Internet facing MOSS sites without content deployment

Lately there has been quite a lot of discussions concerning Internet facing MOSS sites and content deployment. Quite often there’s misconception that MOSS cannot be used as Internet facing platform without separate authoring farm and utilizing content deployment. Assumption is understandable, but completely wrong.

By utilizing possibility to have multiple zones for single SharePoint application, we can setup an environment, which is can be accessed by both anonymous users from Internet and content editors from corporate network using windows authentication.

Conceptual model

Zone in the SharePoint basically means different access points to access the same content. Each of these access points can have their individual configuration for the network and for the authentication. When we create a new zone, we actually create new IIS application, which is pointing to the same SharePoint application.

This model is often used in extranet scenarios, where the external users are authenticated using forms based authentication (FBA) and internal users are authenticated using windows authentication (NTLM). Same model can of course be used to provide content editing functionality for Internet facing site.

Following picture defines the elements more detailed.

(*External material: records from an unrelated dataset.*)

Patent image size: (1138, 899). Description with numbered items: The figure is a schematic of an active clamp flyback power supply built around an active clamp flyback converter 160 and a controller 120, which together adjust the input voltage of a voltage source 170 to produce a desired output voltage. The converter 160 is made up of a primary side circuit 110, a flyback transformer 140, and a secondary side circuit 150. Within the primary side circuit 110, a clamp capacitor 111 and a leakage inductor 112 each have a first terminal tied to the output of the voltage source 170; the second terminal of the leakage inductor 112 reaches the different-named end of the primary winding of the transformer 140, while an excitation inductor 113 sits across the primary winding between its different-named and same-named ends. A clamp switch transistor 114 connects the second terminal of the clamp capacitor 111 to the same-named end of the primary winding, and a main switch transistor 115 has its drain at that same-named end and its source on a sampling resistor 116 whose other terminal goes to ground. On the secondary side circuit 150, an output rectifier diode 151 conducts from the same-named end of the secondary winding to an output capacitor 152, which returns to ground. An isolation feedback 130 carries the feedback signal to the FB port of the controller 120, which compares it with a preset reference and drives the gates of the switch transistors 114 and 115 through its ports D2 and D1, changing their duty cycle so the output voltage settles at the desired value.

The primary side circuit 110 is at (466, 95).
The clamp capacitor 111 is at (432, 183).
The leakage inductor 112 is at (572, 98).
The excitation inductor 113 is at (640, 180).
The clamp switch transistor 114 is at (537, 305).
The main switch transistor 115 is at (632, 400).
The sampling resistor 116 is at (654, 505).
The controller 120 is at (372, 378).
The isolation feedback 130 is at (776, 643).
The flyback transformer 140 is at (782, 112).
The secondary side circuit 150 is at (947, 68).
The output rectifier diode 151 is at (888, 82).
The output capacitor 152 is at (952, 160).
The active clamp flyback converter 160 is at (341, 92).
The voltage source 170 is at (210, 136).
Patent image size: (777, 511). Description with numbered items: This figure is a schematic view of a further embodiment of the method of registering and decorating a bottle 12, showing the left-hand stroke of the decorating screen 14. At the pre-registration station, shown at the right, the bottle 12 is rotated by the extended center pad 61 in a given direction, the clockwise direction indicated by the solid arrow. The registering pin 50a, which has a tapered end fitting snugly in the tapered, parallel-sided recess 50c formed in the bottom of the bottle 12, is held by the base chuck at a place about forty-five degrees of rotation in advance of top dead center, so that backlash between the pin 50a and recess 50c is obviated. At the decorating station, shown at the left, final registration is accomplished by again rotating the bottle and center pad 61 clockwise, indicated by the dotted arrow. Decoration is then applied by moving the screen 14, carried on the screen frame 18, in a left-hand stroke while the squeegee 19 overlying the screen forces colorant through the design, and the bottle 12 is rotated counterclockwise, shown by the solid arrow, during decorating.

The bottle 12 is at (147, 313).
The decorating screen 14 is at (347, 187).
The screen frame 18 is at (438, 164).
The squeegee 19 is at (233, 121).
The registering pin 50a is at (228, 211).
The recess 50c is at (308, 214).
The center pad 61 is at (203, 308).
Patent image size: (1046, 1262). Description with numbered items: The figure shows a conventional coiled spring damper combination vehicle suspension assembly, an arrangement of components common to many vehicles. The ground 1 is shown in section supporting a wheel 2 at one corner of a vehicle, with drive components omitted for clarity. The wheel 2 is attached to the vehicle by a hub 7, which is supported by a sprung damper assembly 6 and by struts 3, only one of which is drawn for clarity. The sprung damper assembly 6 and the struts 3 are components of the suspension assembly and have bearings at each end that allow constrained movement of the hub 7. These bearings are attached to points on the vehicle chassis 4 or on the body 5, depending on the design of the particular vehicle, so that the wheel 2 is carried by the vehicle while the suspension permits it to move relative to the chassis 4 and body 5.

External users are seeing only the www.[sitename].com address. This is physically one IIS application, which accesses the MOSS application.

Anonymous access is configured to the zone and the ViewFormPagesLockDown feature is activated for site collection to enhance security.


Internal users will have access to http://internet , which is exposed only to the internal network.

This secondary IIS application is used for creating the content in windows authentication mode to same MOSS application


Actual SharePoint application is in the database and both zones access the same content.


Infrastructure architecture

Following picture defines the model in infrastructure level. There are multiple different variations of this kind of setup depending on the network policies and possibilities. Each of the elements and few possibilities are declared also in detail.






Internet facing network zone for external people to access the service. Anonymous zone(s) are accessed from this direction.


Internet facing firewall and network load balancer, which permits only necessary ports to be used when accessing the portal.


Web front end servers actually serving the content for the external url, which is configured to the NLB and to the alternate access mapping.

Depending on the networks and the security setup, these can actually also be in the corporate network.

Since all of the zones created to the MOSS applications are synchronized between the servers, the IIS application for NTLM zone exists in these servers, but there’s no way to external people access this IIS application.


Optional firewall depending on the network, if the web front ends are in DMZ zone and the farm is divided between network segments.

This is so called split-back-to-back farm.


Optional internal servers, which can be used to access the internal zone configured to use Windows authentication. Zone is only available for corporate network using internal DNS entries.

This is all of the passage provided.